Thermal performance analysis of clay brick mixed with sludge and agriculture waste

Abstract

Nowadays, the decarbonization of buildings is one of the most critical and immediate challenges facing the construction industry. Given that, agricultural and human residues have become a popular choice for manufacturing building materials due to their cost-effectiveness and environmental friendliness, making them viable for achieving sustainability in the construction sector. This research investigates the thermal properties of several proposed brick samples produced by mixing clay, sludge, and sugarcane bagasse ash and studies the feasibility of using these brick samples to reduce energy consumption. First, four clay brick samples containing different proportions of water treatment sludge and sugarcane bagasse ash were prepared and tested experimentally to measure their thermal conductivity and physical properties. Subsequently, a comparative simulation analysis using EnergyPlus has been conducted to illustrate the feasibility of adopting proposed brick samples in a case study building and demonstrate the effect of the diverse construction materials on the thermal performance and energy consumption.
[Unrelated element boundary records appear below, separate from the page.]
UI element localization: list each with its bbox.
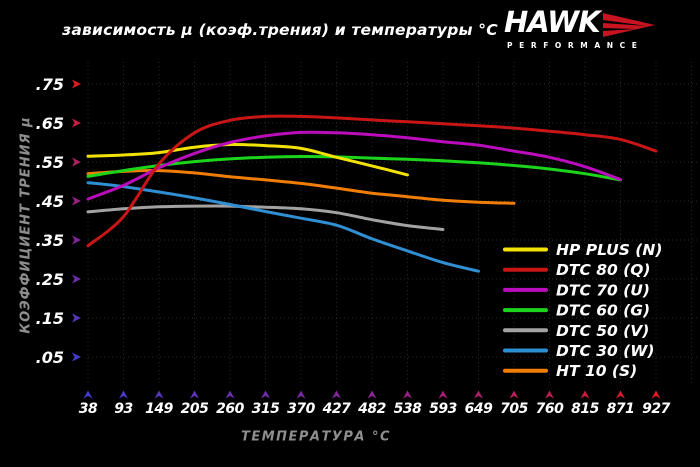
x-tick-label: 205 — [181, 401, 209, 417]
x-tick-label: 760 — [536, 401, 564, 417]
y-tick-arrow-icon — [72, 79, 81, 89]
y-tick-arrow-icon — [72, 157, 81, 167]
legend-label: DTC 60 (G) — [556, 302, 650, 320]
logo-sub-text: PERFORMANCE — [507, 41, 644, 50]
y-tick-arrow-icon — [72, 118, 81, 128]
x-tick-label: 927 — [642, 401, 670, 417]
x-tick-label: 593 — [429, 401, 457, 417]
y-tick-label: .75 — [36, 75, 64, 94]
legend-item-dtc-50-v: DTC 50 (V) — [503, 322, 649, 340]
legend-item-ht-10-s: HT 10 (S) — [503, 362, 637, 380]
y-tick-arrow-icon — [72, 196, 81, 206]
hawk-logo: HAWK PERFORMANCE — [504, 5, 664, 50]
x-tick-arrow-icon — [616, 390, 625, 399]
legend-item-dtc-60-g: DTC 60 (G) — [503, 302, 650, 320]
x-axis-title: ТЕМПЕРАТУРА °C — [240, 429, 392, 445]
series-line-ht-10-s — [86, 169, 516, 205]
x-tick-arrow-icon — [580, 390, 590, 399]
y-tick-label: .15 — [36, 309, 64, 328]
legend-label: DTC 80 (Q) — [556, 261, 651, 279]
x-tick-arrow-icon — [119, 390, 128, 399]
x-tick-label: 370 — [287, 401, 315, 417]
x-tick-arrow-icon — [545, 390, 554, 399]
gridlines — [87, 62, 698, 383]
y-tick-arrow-icon — [72, 352, 81, 362]
y-tick-arrow-icon — [72, 235, 81, 245]
x-tick-arrow-icon — [332, 390, 341, 399]
x-tick-label: 315 — [252, 401, 280, 417]
y-tick-label: .25 — [36, 270, 64, 289]
x-tick-arrow-icon — [438, 390, 448, 399]
y-tick-label: .65 — [36, 114, 64, 133]
legend-item-dtc-30-w: DTC 30 (W) — [503, 342, 654, 360]
x-tick-arrow-icon — [509, 390, 519, 399]
legend-label: HT 10 (S) — [556, 362, 637, 380]
logo-swoosh-icon — [602, 13, 655, 37]
legend-label: DTC 50 (V) — [556, 322, 649, 340]
series-line-dtc-70-u — [86, 130, 622, 201]
x-tick-label: 149 — [145, 401, 173, 417]
x-axis-ticks: 38 93 149 205 260 315 370 427 482 538 593 649 705 760… — [79, 390, 671, 417]
series-curves — [86, 114, 658, 273]
y-tick-label: .05 — [36, 348, 64, 367]
y-tick-label: .55 — [36, 153, 64, 172]
x-tick-label: 871 — [607, 401, 635, 417]
legend-label: DTC 70 (U) — [556, 281, 650, 299]
x-tick-label: 538 — [394, 401, 422, 417]
series-line-dtc-50-v — [86, 204, 445, 231]
legend-item-dtc-80-q: DTC 80 (Q) — [503, 261, 651, 279]
x-tick-arrow-icon — [403, 390, 412, 399]
legend-label: DTC 30 (W) — [556, 342, 654, 360]
y-axis-ticks: .75 .65 .55 .45 .35 .25 .15 .05 — [36, 75, 81, 367]
x-tick-label: 427 — [322, 401, 351, 417]
series-line-dtc-30-w — [86, 181, 480, 273]
x-tick-label: 93 — [114, 401, 132, 417]
x-tick-arrow-icon — [83, 390, 93, 399]
legend: HP PLUS (N) DTC 80 (Q) DTC 70 (U) DTC 60 (G… — [503, 241, 662, 380]
y-tick-label: .35 — [36, 231, 64, 250]
series-line-hp-plus-n — [86, 142, 409, 177]
x-tick-label: 649 — [465, 401, 493, 417]
y-tick-arrow-icon — [72, 274, 81, 284]
x-tick-arrow-icon — [261, 390, 270, 399]
x-tick-arrow-icon — [651, 390, 661, 399]
logo-row: HAWK — [504, 5, 664, 39]
chart-title: зависимость μ (коэф.трения) и температур… — [62, 21, 498, 39]
logo-brand-text: HAWK — [504, 5, 601, 39]
x-tick-label: 38 — [79, 401, 98, 417]
legend-item-hp-plus-n: HP PLUS (N) — [503, 241, 662, 259]
x-tick-arrow-icon — [190, 390, 199, 399]
x-tick-label: 482 — [357, 401, 386, 417]
series-line-dtc-80-q — [86, 114, 658, 248]
x-tick-label: 705 — [500, 401, 528, 417]
legend-label: HP PLUS (N) — [556, 241, 662, 259]
legend-item-dtc-70-u: DTC 70 (U) — [503, 281, 650, 299]
x-tick-label: 815 — [571, 401, 599, 417]
x-tick-arrow-icon — [154, 390, 164, 399]
series-line-dtc-60-g — [86, 154, 622, 182]
x-tick-arrow-icon — [225, 390, 235, 399]
x-tick-arrow-icon — [296, 390, 306, 399]
x-tick-arrow-icon — [474, 390, 483, 399]
x-tick-arrow-icon — [367, 390, 377, 399]
y-tick-label: .45 — [36, 192, 64, 211]
x-tick-label: 260 — [216, 401, 244, 417]
y-tick-arrow-icon — [72, 313, 81, 323]
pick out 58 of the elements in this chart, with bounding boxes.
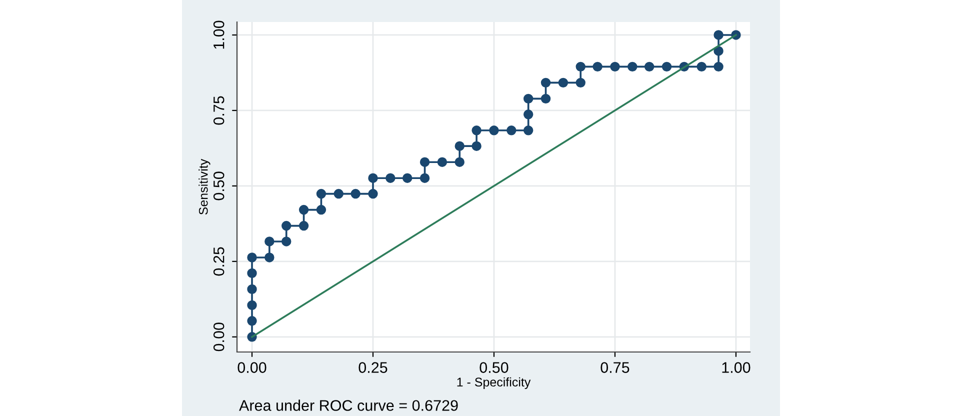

The experimental results showed a significant improvement in the thermal conductivity of the brick samples produced by mixing clay, sludge, and sugarcane bagasse ash (0.11 to 0.26 W/m.K) compared to the traditional brick types (0.33 –1.6 W/m.K). Numerical results show the superiority of adopting the proposed materials, which leads to an average 64% reduction of the heat flow compared to the conventional wall systems. In this sense, the annual energy consumption was reduced by 16.5% in the building with the proposed brick walls compared to traditional clay bricks. Additionally, average thermal comfort conditions increased by 6.3% (16.3 to 22.6%). The findings of this research can serve as a start reference for practitioners and researchers endeavouring to find solutions for further improving the overall quality of thermally insulated waste-incorporated bricks, paving the way for more focused research on waste utilization in the development of replicable and energy-efficient buildings.